# Census Data Tools

MORPC works regularly with census data, including but not limited to ACS 5 and 1-year, Decennial Census, PEP, and geographies. The following module is useful for gathering and organizing census data for processes in various workflow. Those workflows are linked when appropriate. 

In [None]:
import morpc

## API functions and variables

api_get() is a low-level wrapper for Census API requests that returns the results as a pandas dataframe. If necessary, it splits the request into several smaller requests to bypass the 50-variable limit imposed by the API.  
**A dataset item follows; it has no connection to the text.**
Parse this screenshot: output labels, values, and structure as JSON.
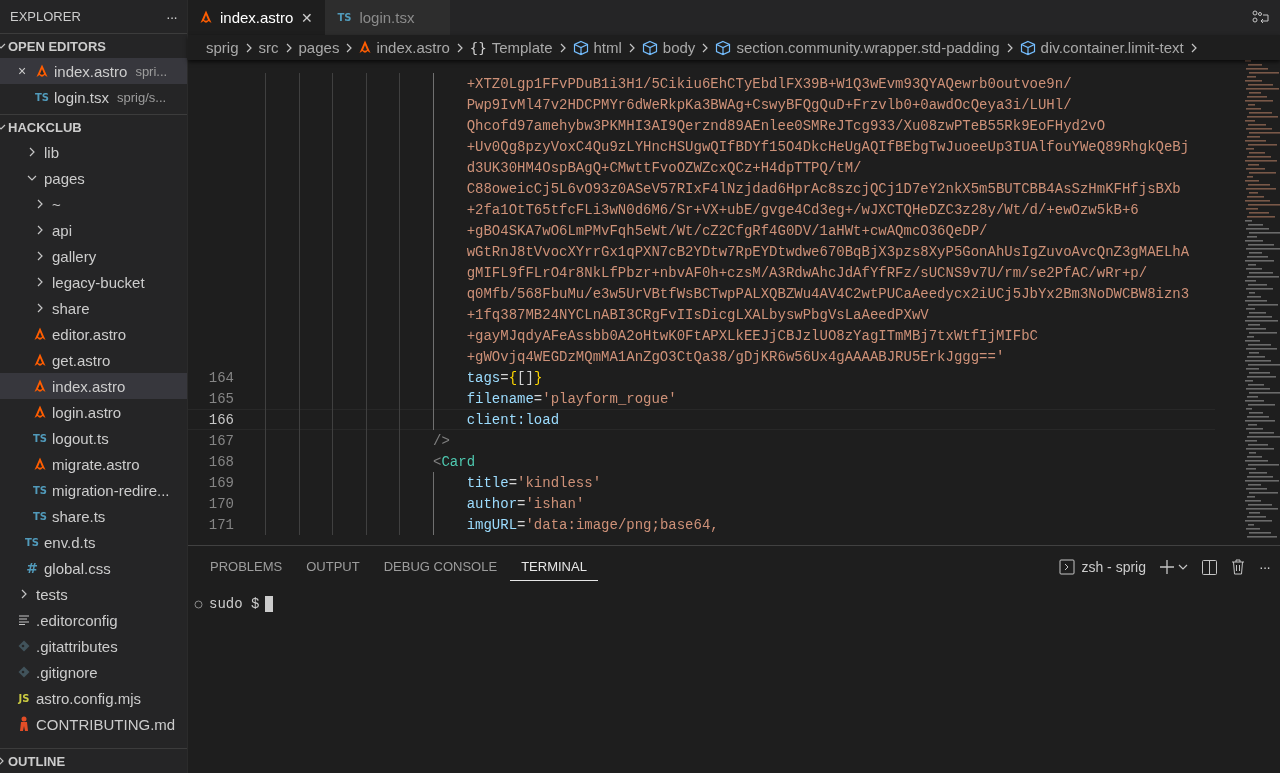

The resulting dataframe is indexed by GEOID (regardless of whether it was requested) and omits other fields that are not requested but which are returned automatically with each API request (e.g. "state", "county") 

In [None]:
url = 'https://api.census.gov/data/2022/acs/acs1'
params = {
    "get": "GEO_ID,NAME,B01001_001E",
    "for": "county:049,041",
    "in": "state:39"
}

In [None]:
api = morpc.census.api_get(url, params)

In [None]:
api

## American Community Survey (ACS) Data Class

When using ACS data, generally we will be digesting data produded using the [morpc-censusacs-fetch](https://github.com/morpc/morpc-censusacs-fetch) workflow. The data that is produced from that script is by default saved in its output_data folders ./morpc-censusacs-fetch/output_data/

The Census ACS Fetch script leverages the `acs_data` class form `morpc.census`


### Create an initial object which represents a variable in the ACS data api.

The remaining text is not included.